January 5th, 2013

siouxsie

Les mutinés de l'Elseneur

Les Mutinés de l'Elseneur - Jack London (1914 / Phébus, 2004)


mutinés elseneurTrop riche et lassé de tout, écœuré par son propre succès, un écrivain embarque comme passager sur un voilier-cargo pour une croisière autour du continent américain, de Baltimore à la Californie. Dans ses bagages, des montagnes de bouquins à dévorer en mer, une carabine et quinze-mille cartouches pour s'exercer au tir, dans lequel il excelle.
Malheureusement pour ses envies de solitude et ses instincts misogynes, la fille du capitaine fait partie du voyage - une fille charmante, flegmatique et efficace, élevée à la rude école de la mer.
Malheureusement pour ses envies de tranquillité, tout tourne mal, depuis le début. Et comme en ce temps la marine à vapeur a pris les meilleurs marins, l'équipage n'est plus guère composé que d'une bande de gangsters en cavale et d'incapables minés par l'alcool, menés à la force des poings par un second brutal et inébranlable, dont ni les tempêtes, ni la violence ni le temps ne semblent jamais devoir venir à bout. Une force de la nature comme les aime tant London, mais qui trouve sa faille, lui aussi, dans une vieille vengeance à accomplir.
D'accidents louches en bagarres et en meurtres, la tension monte peu à peu. Et l'explosion sera aussi improbable que l'ambiance qui prévalait jusqu'alors.
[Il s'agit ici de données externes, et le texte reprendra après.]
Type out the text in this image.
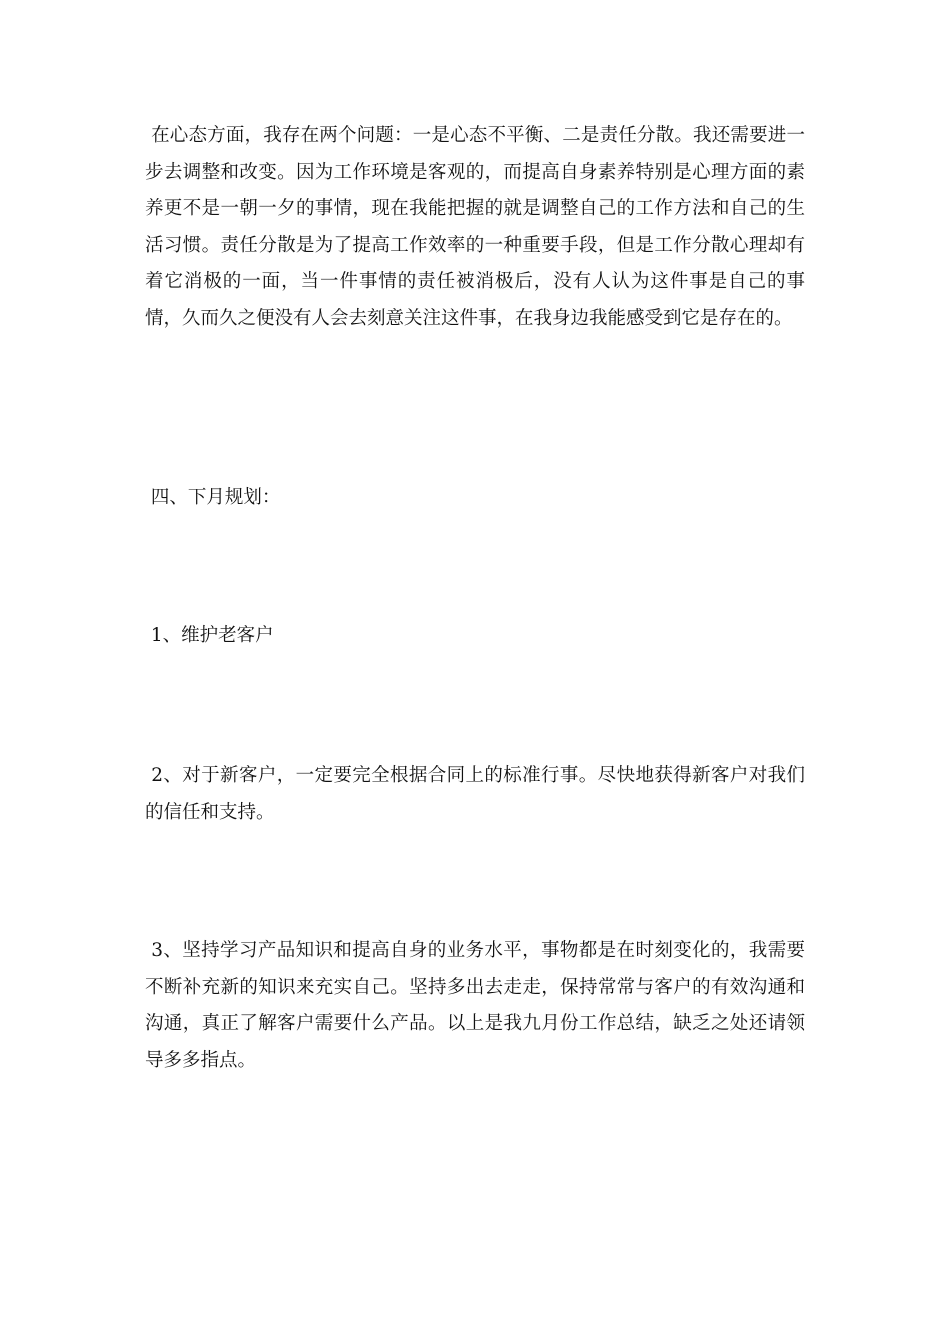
在心态方面，我存在两个问题：一是心态不平衡、二是责任分散。我还需要进一步去调整和改变。因为工作环境是客观的，而提高自身素养特别是心理方面的素养更不是一朝一夕的事情，现在我能把握的就是调整自己的工作方法和自己的生活习惯。责任分散是为了提高工作效率的一种重要手段，但是工作分散心理却有着它消极的一面，当一件事情的责任被消极后，没有人认为这件事是自己的事情，久而久之便没有人会去刻意关注这件事，在我身边我能感受到它是存在的。

四、下月规划：

1、维护老客户

2、对于新客户，一定要完全根据合同上的标准行事。尽快地获得新客户对我们的信任和支持。

3、坚持学习产品知识和提高自身的业务水平，事物都是在时刻变化的，我需要不断补充新的知识来充实自己。坚持多出去走走，保持常常与客户的有效沟通和沟通，真正了解客户需要什么产品。以上是我九月份工作总结，缺乏之处还请领导多多指点。
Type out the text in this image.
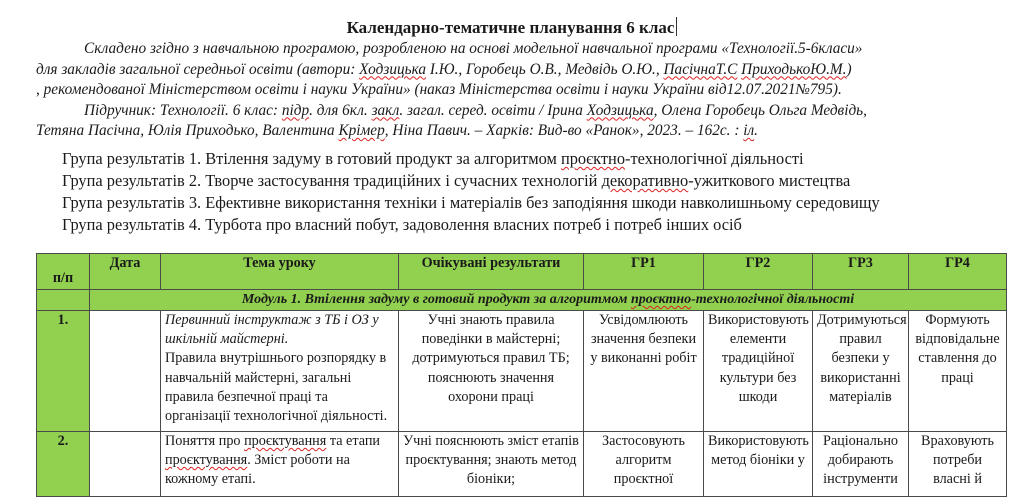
Календарно-тематичне планування 6 клас

Складено згідно з навчальною програмою, розробленою на основі модельної навчальної програми «Технології.5-6класи»

для закладів загальної середньої освіти (автори: Ходзицька І.Ю., Горобець О.В., Медвідь О.Ю., ПасічнаТ.С ПриходькоЮ.М.)

, рекомендованої Міністерством освіти і науки України» (наказ Міністерства освіти і науки України від12.07.2021№795).

Підручник: Технології. 6 клас: підр. для 6кл. закл. загал. серед. освіти / Ірина Ходзицька, Олена Горобець Ольга Медвідь,

Тетяна Пасічна, Юлія Приходько, Валентина Крімер, Ніна Павич. – Харків: Вид-во «Ранок», 2023. – 162с. : іл.

Група результатів 1. Втілення задуму в готовий продукт за алгоритмом проєктно-технологічної діяльності

Група результатів 2. Творче застосування традиційних і сучасних технологій декоративно-ужиткового мистецтва

Група результатів 3. Ефективне використання техніки і матеріалів без заподіяння шкоди навколишньому середовищу

Група результатів 4. Турбота про власний побут, задоволення власних потреб і потреб інших осіб

п/п	Дата	Тема уроку	Очікувані результати	ГР1	ГР2	ГР3	ГР4
	Модуль 1. Втілення задуму в готовий продукт за алгоритмом проєктно-технологічної діяльності						
1.		Первинний інструктаж з ТБ і ОЗ у шкільній майстерні.
Правила внутрішнього розпорядку в навчальній майстерні, загальні правила безпечної праці та організації технологічної діяльності.	Учні знають правила поведінки в майстерні; дотримуються правил ТБ; пояснюють значення охорони праці	Усвідомлюють значення безпеки у виконанні робіт	Використовують елементи традиційної культури без шкоди	Дотримуються правил безпеки у використанні матеріалів	Формують відповідальне ставлення до праці
2.		Поняття про проєктування та етапи проєктування. Зміст роботи на кожному етапі.	Учні пояснюють зміст етапів проєктування; знають метод біоніки;	Застосовують алгоритм проєктної	Використовують метод біоніки у	Раціонально добирають інструменти	Враховують потреби власні й
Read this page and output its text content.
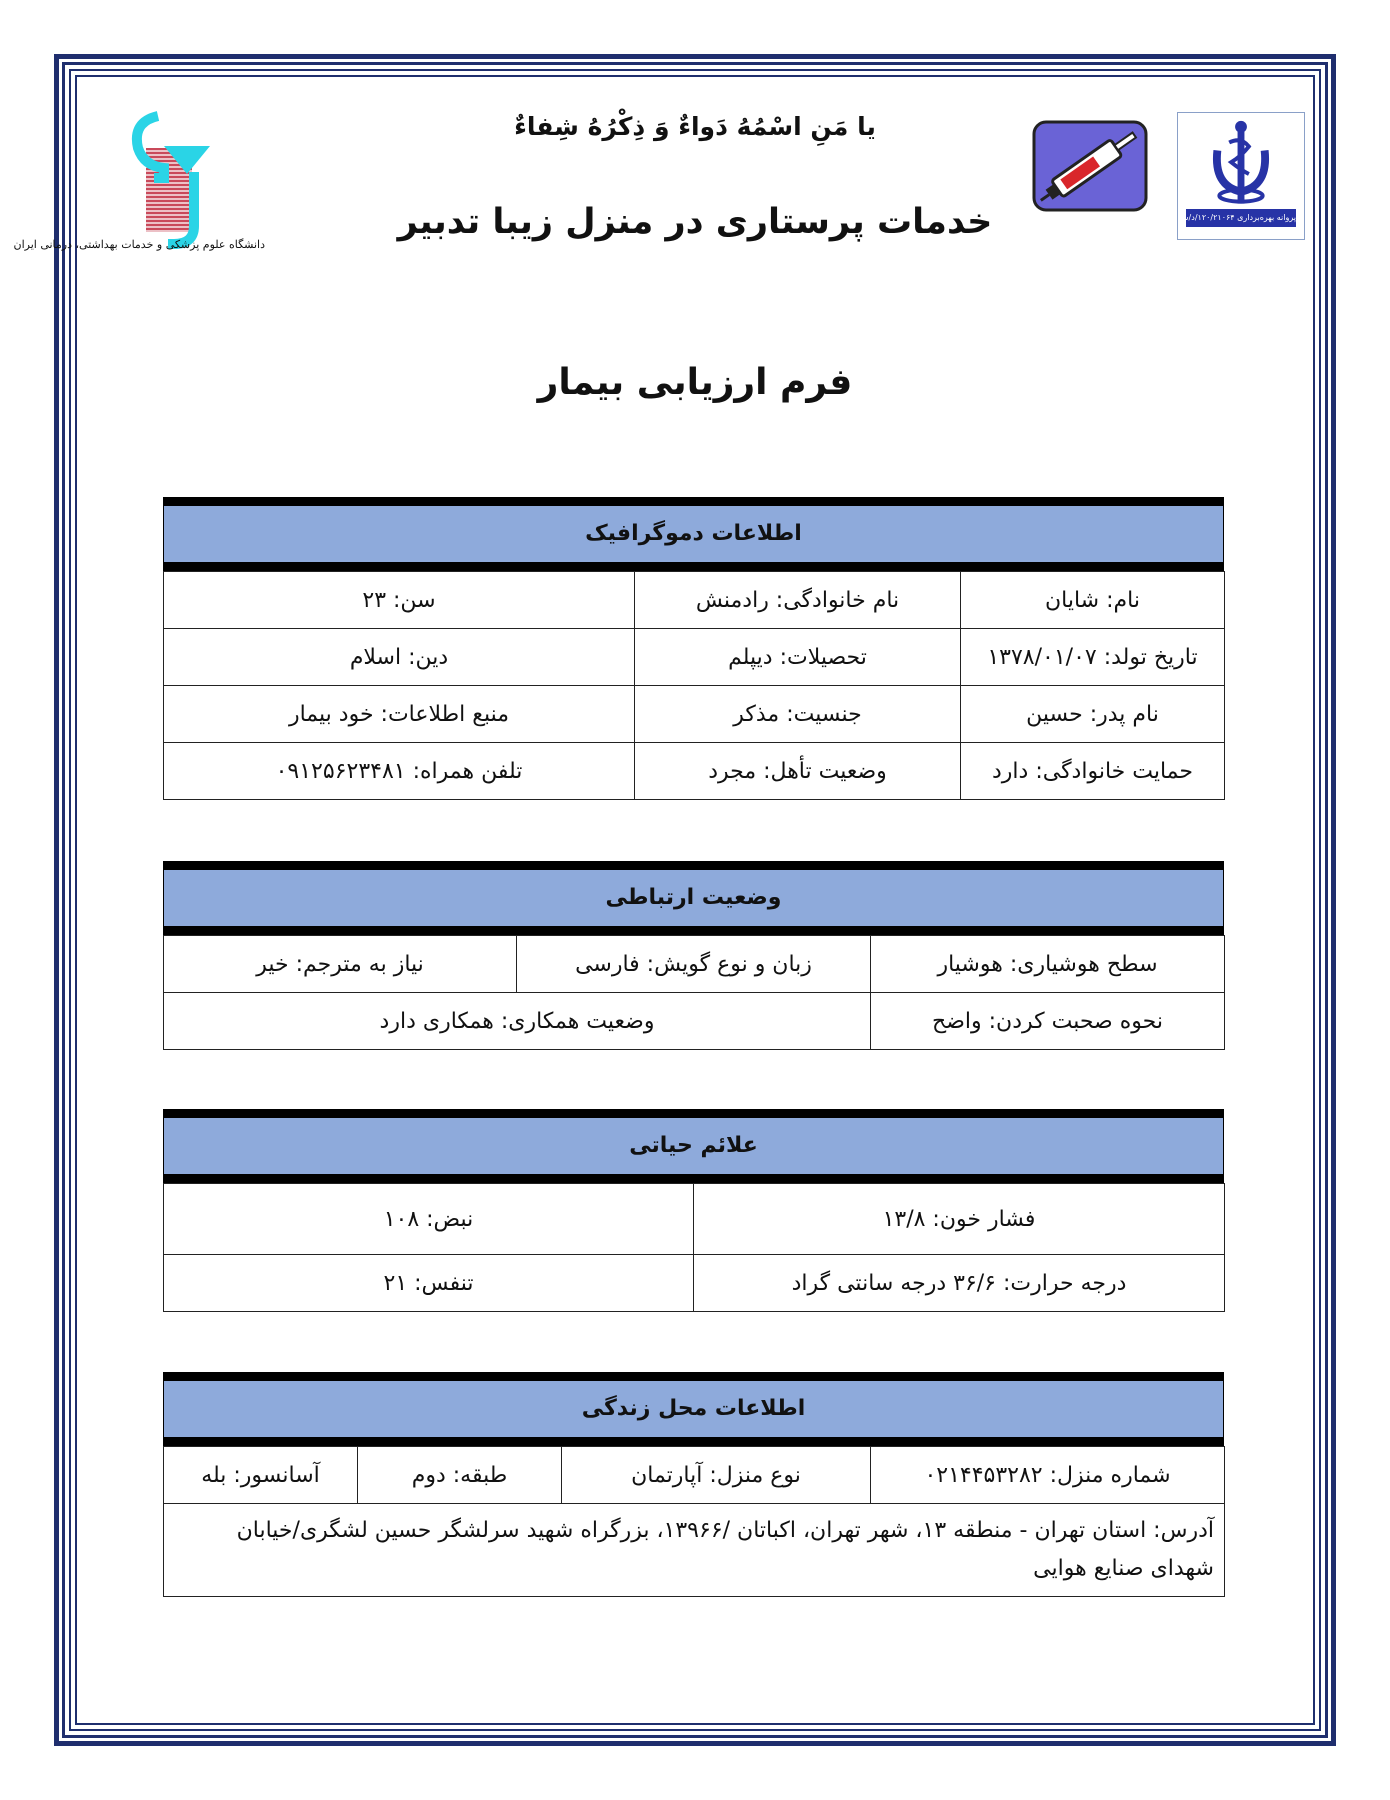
یا مَنِ اسْمُهُ دَواءٌ وَ ذِكْرُهُ شِفاءٌ
خدمات پرستاری در منزل زیبا تدبیر
فرم ارزیابی بیمار
دانشگاه علوم پزشکی و خدمات بهداشتی، درمانی ایران
پروانه بهره‌برداری ۱۲۰/۲۱۰۶۴/د/س ۹۳
اطلاعات دموگرافیک
نام: شایان	نام خانوادگی: رادمنش	سن: ۲۳
تاریخ تولد: ۱۳۷۸/۰۱/۰۷	تحصیلات: دیپلم	دین: اسلام
نام پدر: حسین	جنسیت: مذکر	منبع اطلاعات: خود بیمار
حمایت خانوادگی: دارد	وضعیت تأهل: مجرد	تلفن همراه: ۰۹۱۲۵۶۲۳۴۸۱
وضعیت ارتباطی
سطح هوشیاری: هوشیار	زبان و نوع گویش: فارسی	نیاز به مترجم: خیر
نحوه صحبت کردن: واضح	وضعیت همکاری: همکاری دارد	
علائم حیاتی
فشار خون: ۱۳/۸	نبض: ۱۰۸
درجه حرارت: ۳۶/۶ درجه سانتی گراد	تنفس: ۲۱
اطلاعات محل زندگی
شماره منزل: ۰۲۱۴۴۵۳۲۸۲	نوع منزل: آپارتمان	طبقه: دوم	آسانسور: بله
آدرس: استان تهران - منطقه ۱۳، شهر تهران، اکباتان /۱۳۹۶۶، بزرگراه شهید سرلشگر حسین لشگری/خیابان شهدای صنایع هوایی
Qui, à ce résumé, s'attendrait à un simple roman d'aventures maritimes, en serait pour ses frais. La majeure partie de l'histoire joue beaucoup plus sur l'ambiance que sur l'action - même si l'action est bien présente à un certain point - sur la trame d'une métaphore sociale implacable, tissée par les réflexions de l'écrivain qui observe cet étrange huis-clos avec le détachement implacable du philosophe. Un philosophe à l'opposé de tout humanisme, en qui les deux personnages centraux du Loup des Mers (Loup Larsen et le narrateur) semblent avoir fusionné... pour le pire plutôt que le meilleur.
Les Mutinés de l'Elseneur est souvent considéré comme le plus noir des romans de London, et l'on comprend aisément pourquoi. Il est aussi, de tous ceux que j'ai lu, le plus ambigu, voire le plus dérangeant pour un lecteur d'aujourd'hui. Car la métaphore sociale est également raciale : d'un côté, à la proue du navire, les faibles, les éternels perdants, la racaille, presque tous bruns ou métèques, observe le narrateur. De l'autre, à la poupe, les puissants, la race des seigneurs, tous blonds aux yeux clairs, voués à commander de tout temps et pour toujours. Difficile, à la lecture, de faire la part des intentions réelles de l'auteur : dénonciation d'une réalité sociale et de ses conséquences, constat désabusé et amer, fascination pour les thèses énoncées ? Un peu de tout cela, sans doute. Rien n'est fait pour rendre le narrateur sympathique et on sait London sensible à la souffrance des opprimés. A peu près autant que fasciné par la force et la puissance, voire implacable envers la faiblesse.
Et c'est cette contradiction apparente, au fond, qui le rend si intéressant - ici comme dans l'ensemble de son œuvre.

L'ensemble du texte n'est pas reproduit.